# Determining Relevant Job Title Pictures

The objective of this short project is to automatically find relevant pictures for job titles, to show them in our pages that explain what those job titles do.

We are looking for pictures that represent the activities typically associated with that job title, showing people or tools used on the job.

## Dataset

The dataset provided is a .csv file with a set of pictures queried from Google Images, with the following available metadata and pre-extracted features:

* Job Title: the job we are trying to get pictures for.

* Pic Title: the picture title according to Google Images.

* Num Resumes: the number of resumes we have available for the job title. This indicates how popular /common the job title is.

* Google Position: the position of the image in the search results.

* Strict Face Count: face count according to a high-precision face recognition algorithm from OpenCV. When it detects a face, it is a human face almost 100% of the time, but it doesn't detect all human faces.

* Relaxed Face Count: face count according to a high-recall face recognition algorithm from OpenCV. It detects human faces almost 100% of the time, but it also confuses some other shapes and objects with human faces.

* KB size: size of the image in kilobytes.

* Height: pixel height of the image.

* Width: pixel width of the image.

* Resolution: total pixels in the image.

* Text regions: number of text regions identified in the image, also using OpenCV.

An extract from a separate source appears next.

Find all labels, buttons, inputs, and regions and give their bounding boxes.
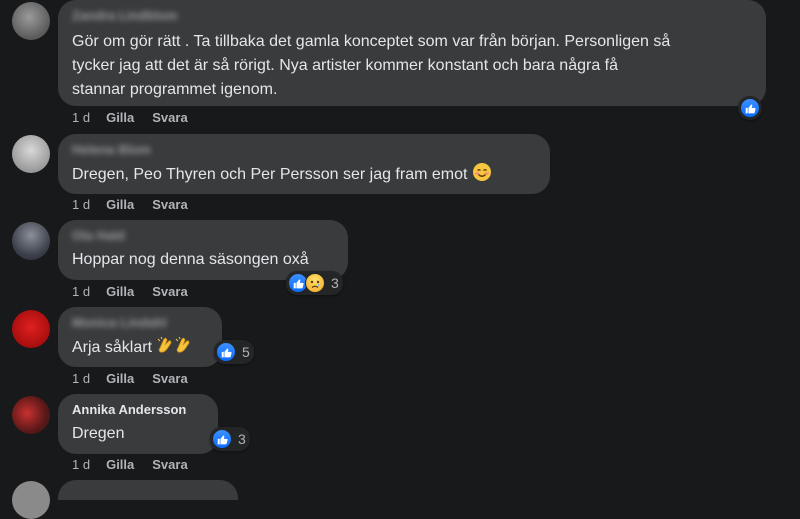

* Picture URL: the URL of the image.

* Manual Label: a label indicating if the picture is good (relevant) or bad (irrelevant).

## Objective

The objective of the project is to create an algorithm that will produce a label ("good" or "bad") for every image provided in the dataset. You can use any approach you want for this. Around 130 labaled images are provided for you to use as reference.


## Evaluation

The results of the project will be evaluated on the following aspects:

* Formatting of the results: the results of your work should be provided in the same format as the test: an .ipynb notebook with the code, and a .csv file with the data. The only difference between the input and output .csv files should be one, and only one, additional column at the end of the sheet (column N) containing the labels calculated by your solution. This is so we can automatically measure the accuracy of the results, and to keep the format consistent across candidates. Failure to provide the results in the specified format will most likely result in a dismissed application.

* Objective quality of the results: we have a set of labels that your results will be compared against. The higher the accuracy, the better.

* Logic applied and simplicity of the solution. Everything else being equal, a well-reasoned and simple solution will be considered better than a seemingly random and complicated solution.

## Tips

* Look at a few labeled pictures on your browser to understand what makes a good picture and what makes a bad picture.

* When you produce a set of labels, look at a few pictures outside of the pre-labeled set to see if you generally agree with your algorithm's labels.

* Do not re-download and re-process the pictures. Image processing can be time-consuming and the most important related features have already been provided.